The place was called Camden County Music Fair because it sat on county property but it was actually run by Music Fair Productions under the direction of  show biz impresarios Lee Guber, Shelly Gross and Frank Ford. At their peak, this triumvirate reportedly ran six tent operations along the east coast that hosted six companies. Each company would play a tent for a week and then move to another tent for a six week tour. While it was touring it would reherse a second show which it would do for the second half of a twelve week season. The dance and vocal chorus would be the same for the two shows, but the principals (the stars) would change. 
Judy in Cherry Hill, 1967
On Broadway, this was what was known as "summer stock" or the "straw hat 
circuit." The circuit began because Broadway theaters were once shuttered during the summer since they were not air conditioned. So, shows that were no longer on Broadway (but were still considered hits or classics) moved into the tents. It could get quite hot under the tent but at least you could reap the benefits of evening summer breezes. Still, if a thunderstorm came along, it could get dicey. But the show almost always went on.
As far as we can tell, the Camden County Music Fair operated from about the late 1950s up until the early 1970s. Eventually, Guber, Gross and Ford shuttered three tent theaters (including Camden County) and  enclosed their operations in Valley Forge, Westbury, NY and Shady Grove, Maryland.
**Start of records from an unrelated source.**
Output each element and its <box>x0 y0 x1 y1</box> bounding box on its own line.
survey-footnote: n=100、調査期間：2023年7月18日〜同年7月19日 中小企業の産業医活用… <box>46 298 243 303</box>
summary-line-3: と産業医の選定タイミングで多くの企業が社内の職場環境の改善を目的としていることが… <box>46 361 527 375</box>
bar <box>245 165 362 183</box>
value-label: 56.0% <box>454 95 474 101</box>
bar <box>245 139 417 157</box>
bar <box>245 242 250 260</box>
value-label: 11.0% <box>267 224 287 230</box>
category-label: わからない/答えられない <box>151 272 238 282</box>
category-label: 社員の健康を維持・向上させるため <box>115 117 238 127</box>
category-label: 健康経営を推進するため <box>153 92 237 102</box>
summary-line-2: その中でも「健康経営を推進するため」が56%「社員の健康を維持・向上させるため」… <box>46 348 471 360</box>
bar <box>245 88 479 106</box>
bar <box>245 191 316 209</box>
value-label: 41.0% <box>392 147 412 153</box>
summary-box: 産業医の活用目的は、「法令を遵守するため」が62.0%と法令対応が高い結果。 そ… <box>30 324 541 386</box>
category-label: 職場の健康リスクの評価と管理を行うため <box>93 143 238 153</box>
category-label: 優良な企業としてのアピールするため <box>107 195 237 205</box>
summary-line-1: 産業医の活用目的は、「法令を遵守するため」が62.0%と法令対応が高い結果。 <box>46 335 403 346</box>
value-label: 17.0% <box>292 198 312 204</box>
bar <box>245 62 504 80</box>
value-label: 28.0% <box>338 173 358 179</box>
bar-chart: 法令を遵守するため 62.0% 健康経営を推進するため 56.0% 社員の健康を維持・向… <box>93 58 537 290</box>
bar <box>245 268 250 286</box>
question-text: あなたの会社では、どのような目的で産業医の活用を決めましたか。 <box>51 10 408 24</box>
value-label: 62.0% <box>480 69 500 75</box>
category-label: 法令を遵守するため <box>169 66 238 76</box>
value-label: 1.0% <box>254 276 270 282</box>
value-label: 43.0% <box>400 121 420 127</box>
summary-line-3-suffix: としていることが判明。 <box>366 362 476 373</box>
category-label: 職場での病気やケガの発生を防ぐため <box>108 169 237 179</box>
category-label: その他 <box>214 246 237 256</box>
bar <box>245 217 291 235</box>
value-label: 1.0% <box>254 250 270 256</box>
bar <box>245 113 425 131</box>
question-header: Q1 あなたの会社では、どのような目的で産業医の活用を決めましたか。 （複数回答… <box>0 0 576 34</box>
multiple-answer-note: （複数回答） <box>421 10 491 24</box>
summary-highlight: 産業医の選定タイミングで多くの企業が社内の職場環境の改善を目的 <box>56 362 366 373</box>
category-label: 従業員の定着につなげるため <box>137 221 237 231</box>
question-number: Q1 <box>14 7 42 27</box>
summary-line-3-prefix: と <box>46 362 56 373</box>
Those three permanent venues became what was left of Music Fair Productions. Now, they are gone as well. Today, at Challenge Grove Park you won't even find so much as a marker commemorating this once hustling attraction.
When Judy Garland appeared at the Music Fair in 1967 she was actually rehearsing what later became her comeback concert at New York's storied Palace Theater. Judy brought her son Joey and daughter Liza along and they performed on stage with their mom in Cherry Hill. After the show each night Judy was a regular at the bar at Henry's across from Garden State Park on Haddonfield Road. Two years later Judy was dead, the result of a drug overdose. She was 47.